Leon Rose - Getty Images
Monte Barrett will travel to New Zealand again, this time to face Shane Cameron. (Photo by Leon Rose/Getty Images)
After a brief stint as a cruiserweight, New Zealand's Shane Cameron will return to the heavyweight division for a fight with American veteran Monte Barrett on May 30, the Sunday Star Times reports.
After months of negotiation and a late attempt to stage a third fight between Tua and Barrett, the Sunday Star-Times can reveal that a deal has been brokered by David Higgins, the promoter who staged the Tua-Cameron "Fight of the Century" in 2009.
Higgins says Cameron-Barrett will headline the first in an annual series called Heavyweight Explosion and he is chasing leading Australian and Kiwi heavyweights to figure on the undercard.
Barrett (35-9-2, 20 KO) is coming off of a controversial win over David Tua in Manukau City on August 13 of last year. The fight itself was dramatic and entertaining, but Barrett reportedly failed a drug test after, although nothing ever happened to change the result of the fight.

Tua-Barrett III was being discussed, as the paper says, but Cameron's promoter has just come in with a better deal. Cameron (28-2, 21 KO) may himself be best-known for a fight with Tua, when the powerful Samoan stopped him early in the second round in October 2009.
Barrett, 40, was quick to point out that fight when asked about facing Cameron:
"Shane Cameron's like a ghost to me. I don't really know too much about him," Barrett said. "Ghosts can be good and bad but of course I'm going to get some tape of him to study during training.
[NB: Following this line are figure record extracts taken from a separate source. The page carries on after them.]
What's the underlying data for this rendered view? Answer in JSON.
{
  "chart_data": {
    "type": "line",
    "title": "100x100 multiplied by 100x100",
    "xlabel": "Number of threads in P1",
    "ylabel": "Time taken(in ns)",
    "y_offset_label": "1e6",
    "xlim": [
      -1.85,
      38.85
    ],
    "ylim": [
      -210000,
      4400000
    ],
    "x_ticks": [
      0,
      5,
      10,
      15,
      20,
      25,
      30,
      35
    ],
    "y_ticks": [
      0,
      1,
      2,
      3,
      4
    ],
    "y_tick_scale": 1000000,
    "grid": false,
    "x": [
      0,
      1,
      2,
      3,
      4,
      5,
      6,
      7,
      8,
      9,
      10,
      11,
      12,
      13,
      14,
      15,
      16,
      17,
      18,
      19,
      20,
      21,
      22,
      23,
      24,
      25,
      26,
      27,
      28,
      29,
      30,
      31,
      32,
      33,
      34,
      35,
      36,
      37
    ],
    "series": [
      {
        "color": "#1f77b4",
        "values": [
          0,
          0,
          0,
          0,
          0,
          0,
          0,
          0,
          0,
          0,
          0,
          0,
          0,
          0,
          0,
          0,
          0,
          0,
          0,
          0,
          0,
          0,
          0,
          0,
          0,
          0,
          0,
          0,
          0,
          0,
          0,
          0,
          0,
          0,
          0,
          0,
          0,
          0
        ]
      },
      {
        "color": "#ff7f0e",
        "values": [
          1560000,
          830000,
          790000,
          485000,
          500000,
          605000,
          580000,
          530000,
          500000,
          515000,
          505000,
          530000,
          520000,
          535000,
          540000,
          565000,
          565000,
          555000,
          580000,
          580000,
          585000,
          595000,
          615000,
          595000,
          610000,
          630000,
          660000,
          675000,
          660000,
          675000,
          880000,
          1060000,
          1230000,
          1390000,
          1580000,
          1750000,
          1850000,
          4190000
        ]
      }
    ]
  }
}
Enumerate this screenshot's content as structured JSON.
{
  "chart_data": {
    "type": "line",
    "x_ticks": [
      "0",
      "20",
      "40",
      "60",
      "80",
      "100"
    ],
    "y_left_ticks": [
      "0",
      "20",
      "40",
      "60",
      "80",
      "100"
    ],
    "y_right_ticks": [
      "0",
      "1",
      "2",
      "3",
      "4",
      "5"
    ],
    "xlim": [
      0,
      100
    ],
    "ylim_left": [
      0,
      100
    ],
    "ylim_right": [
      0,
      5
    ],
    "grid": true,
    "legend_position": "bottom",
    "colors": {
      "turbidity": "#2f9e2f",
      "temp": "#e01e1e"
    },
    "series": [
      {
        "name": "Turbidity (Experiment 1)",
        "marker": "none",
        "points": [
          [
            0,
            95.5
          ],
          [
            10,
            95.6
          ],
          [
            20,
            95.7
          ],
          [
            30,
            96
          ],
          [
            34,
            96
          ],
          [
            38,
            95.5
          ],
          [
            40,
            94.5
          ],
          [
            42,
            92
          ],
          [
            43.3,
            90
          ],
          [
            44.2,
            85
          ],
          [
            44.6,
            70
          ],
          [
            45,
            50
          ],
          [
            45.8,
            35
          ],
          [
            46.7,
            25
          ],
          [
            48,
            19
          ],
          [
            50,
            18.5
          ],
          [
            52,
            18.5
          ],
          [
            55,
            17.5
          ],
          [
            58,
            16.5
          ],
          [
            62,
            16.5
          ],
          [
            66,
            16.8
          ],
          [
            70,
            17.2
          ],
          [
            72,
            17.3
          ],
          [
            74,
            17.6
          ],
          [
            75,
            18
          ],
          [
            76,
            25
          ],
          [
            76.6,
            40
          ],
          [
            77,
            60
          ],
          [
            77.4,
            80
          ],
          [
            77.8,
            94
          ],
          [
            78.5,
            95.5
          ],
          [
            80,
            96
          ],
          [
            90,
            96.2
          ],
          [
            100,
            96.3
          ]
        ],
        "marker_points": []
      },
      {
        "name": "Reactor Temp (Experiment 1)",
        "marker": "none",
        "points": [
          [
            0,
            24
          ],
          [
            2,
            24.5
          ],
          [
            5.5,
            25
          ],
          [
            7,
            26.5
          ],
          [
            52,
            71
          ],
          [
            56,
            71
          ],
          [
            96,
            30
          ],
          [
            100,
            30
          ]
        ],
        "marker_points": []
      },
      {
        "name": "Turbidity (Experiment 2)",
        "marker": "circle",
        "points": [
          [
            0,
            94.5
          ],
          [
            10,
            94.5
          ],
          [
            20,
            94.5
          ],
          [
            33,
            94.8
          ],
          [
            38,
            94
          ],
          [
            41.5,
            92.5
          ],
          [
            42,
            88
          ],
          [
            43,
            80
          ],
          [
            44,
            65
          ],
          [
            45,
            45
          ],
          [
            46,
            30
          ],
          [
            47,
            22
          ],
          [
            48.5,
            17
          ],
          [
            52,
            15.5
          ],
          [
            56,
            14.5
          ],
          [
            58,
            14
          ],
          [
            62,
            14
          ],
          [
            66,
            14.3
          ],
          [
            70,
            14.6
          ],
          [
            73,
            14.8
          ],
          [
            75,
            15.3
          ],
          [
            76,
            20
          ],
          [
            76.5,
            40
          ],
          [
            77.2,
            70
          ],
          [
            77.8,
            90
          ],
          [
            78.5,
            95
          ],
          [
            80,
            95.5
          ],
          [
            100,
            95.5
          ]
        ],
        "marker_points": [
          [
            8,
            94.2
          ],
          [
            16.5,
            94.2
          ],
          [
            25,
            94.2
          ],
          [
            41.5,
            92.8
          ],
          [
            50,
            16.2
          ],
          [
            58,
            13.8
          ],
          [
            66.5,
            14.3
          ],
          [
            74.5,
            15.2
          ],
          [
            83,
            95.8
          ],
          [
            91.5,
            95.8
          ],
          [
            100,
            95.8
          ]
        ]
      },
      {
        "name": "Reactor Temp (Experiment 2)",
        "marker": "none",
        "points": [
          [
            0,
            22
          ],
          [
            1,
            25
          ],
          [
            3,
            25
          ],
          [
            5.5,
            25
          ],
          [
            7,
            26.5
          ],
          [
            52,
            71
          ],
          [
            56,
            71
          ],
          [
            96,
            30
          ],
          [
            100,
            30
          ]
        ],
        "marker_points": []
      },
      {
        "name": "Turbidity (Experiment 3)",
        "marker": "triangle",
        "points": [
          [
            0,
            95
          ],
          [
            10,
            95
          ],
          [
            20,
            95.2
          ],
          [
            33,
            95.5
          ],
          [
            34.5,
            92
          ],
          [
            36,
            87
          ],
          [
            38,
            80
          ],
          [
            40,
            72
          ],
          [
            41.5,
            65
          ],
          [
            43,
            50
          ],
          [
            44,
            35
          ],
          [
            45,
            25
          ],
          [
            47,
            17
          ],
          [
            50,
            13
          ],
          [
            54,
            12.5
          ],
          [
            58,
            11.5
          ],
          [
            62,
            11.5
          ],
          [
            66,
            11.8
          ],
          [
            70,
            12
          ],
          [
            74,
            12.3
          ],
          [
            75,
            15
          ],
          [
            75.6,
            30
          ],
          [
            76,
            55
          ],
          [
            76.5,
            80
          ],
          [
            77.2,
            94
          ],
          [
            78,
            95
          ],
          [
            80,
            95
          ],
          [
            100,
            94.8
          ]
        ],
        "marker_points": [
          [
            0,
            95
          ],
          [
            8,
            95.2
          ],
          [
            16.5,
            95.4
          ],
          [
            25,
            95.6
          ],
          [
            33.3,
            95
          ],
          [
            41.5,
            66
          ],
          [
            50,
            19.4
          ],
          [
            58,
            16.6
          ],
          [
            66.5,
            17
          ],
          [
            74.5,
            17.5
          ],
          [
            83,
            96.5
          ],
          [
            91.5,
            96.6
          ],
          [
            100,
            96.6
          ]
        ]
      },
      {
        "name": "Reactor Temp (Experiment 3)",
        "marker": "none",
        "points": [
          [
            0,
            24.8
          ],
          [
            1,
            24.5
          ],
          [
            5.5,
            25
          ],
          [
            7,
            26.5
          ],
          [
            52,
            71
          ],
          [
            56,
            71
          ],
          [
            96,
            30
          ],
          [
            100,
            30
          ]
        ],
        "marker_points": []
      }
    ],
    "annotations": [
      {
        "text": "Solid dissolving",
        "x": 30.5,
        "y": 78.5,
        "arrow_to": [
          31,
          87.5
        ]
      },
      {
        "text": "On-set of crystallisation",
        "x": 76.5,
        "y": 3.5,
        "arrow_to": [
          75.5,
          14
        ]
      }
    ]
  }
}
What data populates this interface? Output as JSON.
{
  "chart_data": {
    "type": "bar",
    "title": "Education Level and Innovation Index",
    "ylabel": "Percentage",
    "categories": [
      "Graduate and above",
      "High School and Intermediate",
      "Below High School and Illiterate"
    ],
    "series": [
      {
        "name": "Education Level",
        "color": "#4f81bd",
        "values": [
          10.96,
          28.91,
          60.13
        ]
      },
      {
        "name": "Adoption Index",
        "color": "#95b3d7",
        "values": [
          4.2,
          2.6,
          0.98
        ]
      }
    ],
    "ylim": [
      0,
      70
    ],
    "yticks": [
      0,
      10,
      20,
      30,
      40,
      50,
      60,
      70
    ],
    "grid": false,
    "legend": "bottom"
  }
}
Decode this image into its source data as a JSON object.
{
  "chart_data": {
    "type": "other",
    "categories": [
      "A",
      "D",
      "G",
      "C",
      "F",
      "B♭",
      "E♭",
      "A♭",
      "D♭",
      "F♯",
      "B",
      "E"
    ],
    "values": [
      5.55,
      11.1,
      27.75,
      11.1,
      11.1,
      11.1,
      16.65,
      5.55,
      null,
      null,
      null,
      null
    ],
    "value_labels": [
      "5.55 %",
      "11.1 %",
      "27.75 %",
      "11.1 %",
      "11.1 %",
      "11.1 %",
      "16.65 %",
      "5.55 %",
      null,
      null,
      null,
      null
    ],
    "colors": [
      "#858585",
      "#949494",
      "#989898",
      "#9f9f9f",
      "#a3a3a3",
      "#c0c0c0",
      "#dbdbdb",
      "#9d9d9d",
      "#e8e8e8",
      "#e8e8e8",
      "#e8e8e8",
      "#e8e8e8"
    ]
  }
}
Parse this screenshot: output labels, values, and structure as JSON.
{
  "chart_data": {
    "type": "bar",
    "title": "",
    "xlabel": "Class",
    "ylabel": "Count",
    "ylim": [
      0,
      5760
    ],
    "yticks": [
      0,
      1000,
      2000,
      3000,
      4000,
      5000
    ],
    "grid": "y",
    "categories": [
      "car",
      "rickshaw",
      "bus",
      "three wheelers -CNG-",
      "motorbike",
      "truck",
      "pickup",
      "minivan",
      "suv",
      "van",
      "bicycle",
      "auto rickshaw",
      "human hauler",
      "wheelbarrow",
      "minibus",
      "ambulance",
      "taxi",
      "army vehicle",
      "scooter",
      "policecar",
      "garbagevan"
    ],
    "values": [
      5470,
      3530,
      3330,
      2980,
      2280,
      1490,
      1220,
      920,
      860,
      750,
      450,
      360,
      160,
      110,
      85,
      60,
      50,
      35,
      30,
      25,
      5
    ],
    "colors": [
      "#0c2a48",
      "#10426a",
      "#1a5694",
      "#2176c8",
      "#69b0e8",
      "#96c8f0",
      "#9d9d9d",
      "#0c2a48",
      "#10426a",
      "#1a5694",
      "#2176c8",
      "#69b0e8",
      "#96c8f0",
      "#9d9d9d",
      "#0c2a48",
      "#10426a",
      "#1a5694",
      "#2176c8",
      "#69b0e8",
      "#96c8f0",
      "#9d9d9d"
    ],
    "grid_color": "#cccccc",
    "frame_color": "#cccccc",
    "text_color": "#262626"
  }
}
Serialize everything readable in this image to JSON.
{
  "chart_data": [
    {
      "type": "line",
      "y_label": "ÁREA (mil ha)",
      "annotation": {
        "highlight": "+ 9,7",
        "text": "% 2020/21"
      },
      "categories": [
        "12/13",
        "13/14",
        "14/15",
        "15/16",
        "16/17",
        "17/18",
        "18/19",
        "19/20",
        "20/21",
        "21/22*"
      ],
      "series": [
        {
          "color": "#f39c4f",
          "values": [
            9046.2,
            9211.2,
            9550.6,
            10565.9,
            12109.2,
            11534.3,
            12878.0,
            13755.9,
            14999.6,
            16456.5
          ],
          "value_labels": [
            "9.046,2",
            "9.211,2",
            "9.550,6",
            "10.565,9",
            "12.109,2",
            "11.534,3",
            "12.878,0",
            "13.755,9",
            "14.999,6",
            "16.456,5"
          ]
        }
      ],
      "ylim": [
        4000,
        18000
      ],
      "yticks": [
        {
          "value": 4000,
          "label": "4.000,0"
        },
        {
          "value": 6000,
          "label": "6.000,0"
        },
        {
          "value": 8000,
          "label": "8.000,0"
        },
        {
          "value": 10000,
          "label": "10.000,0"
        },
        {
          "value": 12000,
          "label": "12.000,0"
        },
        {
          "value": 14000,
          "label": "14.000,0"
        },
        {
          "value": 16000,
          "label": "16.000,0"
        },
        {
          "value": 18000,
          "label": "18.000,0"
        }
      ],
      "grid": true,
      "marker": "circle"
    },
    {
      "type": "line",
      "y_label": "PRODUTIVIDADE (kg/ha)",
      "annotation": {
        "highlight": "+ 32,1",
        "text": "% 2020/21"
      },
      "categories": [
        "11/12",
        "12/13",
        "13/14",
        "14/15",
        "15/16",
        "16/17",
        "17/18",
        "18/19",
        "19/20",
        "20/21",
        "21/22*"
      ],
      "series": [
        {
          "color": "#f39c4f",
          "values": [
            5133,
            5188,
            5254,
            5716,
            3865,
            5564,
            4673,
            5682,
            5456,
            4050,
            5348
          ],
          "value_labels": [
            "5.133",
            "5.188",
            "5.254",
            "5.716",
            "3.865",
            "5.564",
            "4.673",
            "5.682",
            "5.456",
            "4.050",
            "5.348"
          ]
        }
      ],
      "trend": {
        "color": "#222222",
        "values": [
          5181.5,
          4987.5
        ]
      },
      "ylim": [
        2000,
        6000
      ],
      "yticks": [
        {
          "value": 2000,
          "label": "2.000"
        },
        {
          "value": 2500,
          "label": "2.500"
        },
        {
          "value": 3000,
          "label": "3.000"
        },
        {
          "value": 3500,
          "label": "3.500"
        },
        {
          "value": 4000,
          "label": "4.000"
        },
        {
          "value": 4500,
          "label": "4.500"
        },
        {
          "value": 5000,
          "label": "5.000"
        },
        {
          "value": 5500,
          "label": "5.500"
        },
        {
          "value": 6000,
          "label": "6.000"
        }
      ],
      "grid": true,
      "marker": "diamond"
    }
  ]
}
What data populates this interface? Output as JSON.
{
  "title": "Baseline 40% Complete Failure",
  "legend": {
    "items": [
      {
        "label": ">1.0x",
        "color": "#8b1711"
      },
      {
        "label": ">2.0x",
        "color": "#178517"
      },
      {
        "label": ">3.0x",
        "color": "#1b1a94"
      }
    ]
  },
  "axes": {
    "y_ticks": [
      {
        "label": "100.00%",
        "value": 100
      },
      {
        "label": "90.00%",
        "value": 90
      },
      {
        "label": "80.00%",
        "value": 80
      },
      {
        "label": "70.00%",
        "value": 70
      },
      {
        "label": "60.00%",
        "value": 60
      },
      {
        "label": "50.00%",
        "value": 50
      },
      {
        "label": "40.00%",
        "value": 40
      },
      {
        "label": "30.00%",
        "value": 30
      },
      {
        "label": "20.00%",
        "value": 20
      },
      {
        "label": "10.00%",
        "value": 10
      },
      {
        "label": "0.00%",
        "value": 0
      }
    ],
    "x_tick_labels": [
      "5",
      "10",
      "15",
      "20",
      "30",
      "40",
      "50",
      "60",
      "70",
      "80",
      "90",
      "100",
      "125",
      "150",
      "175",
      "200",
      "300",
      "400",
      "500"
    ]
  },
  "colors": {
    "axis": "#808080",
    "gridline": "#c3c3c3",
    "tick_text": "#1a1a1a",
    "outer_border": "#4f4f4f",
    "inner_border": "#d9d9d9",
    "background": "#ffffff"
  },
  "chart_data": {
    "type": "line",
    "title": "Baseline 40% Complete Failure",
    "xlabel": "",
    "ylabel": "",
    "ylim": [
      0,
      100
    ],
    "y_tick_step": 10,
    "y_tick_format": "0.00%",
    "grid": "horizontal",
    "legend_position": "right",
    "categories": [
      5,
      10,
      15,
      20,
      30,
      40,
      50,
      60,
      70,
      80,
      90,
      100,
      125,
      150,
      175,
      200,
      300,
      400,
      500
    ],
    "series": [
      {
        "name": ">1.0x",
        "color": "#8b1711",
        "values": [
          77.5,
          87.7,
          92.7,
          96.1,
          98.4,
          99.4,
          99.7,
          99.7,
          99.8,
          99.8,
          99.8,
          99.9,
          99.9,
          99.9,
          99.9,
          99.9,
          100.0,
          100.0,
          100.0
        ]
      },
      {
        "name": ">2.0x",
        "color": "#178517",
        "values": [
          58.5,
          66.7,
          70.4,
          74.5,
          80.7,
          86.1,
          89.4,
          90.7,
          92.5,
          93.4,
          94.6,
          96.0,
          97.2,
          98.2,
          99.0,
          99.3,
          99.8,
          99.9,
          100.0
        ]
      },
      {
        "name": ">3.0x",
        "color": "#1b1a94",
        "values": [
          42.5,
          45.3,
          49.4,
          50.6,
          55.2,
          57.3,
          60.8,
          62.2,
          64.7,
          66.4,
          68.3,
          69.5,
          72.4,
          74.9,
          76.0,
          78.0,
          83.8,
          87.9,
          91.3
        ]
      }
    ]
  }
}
I checked him out online and there's not a lot there about him except, of course, when he fought David Tua and you can't tell much from watching a person get the crap beaten out of him in one round."
I guess this means that, shockingly, Monte Barrett's dream of being in WWE isn't going to happen. Amazing that a 40-year-old guy with no training, no real fame, and his voice isn't headed to big-time pro wrestling.
0 recs | 2 comments
I would like it if the winner got to fight Sonny Bill Williams. Surely it would be a PPV slugfest.
I must say that in a part of the world where Mundine and Billy Dib are stars, but Michael Katsidis is not some kind of national hero, boxing in that part of the world often leaves me confused!
Eoin_not_ian - February 12, 2012
Katsidis hasn’t fought a decent home fight in years is the biggest reason, I suspect. The others are seen as bringing the big fights to Australia.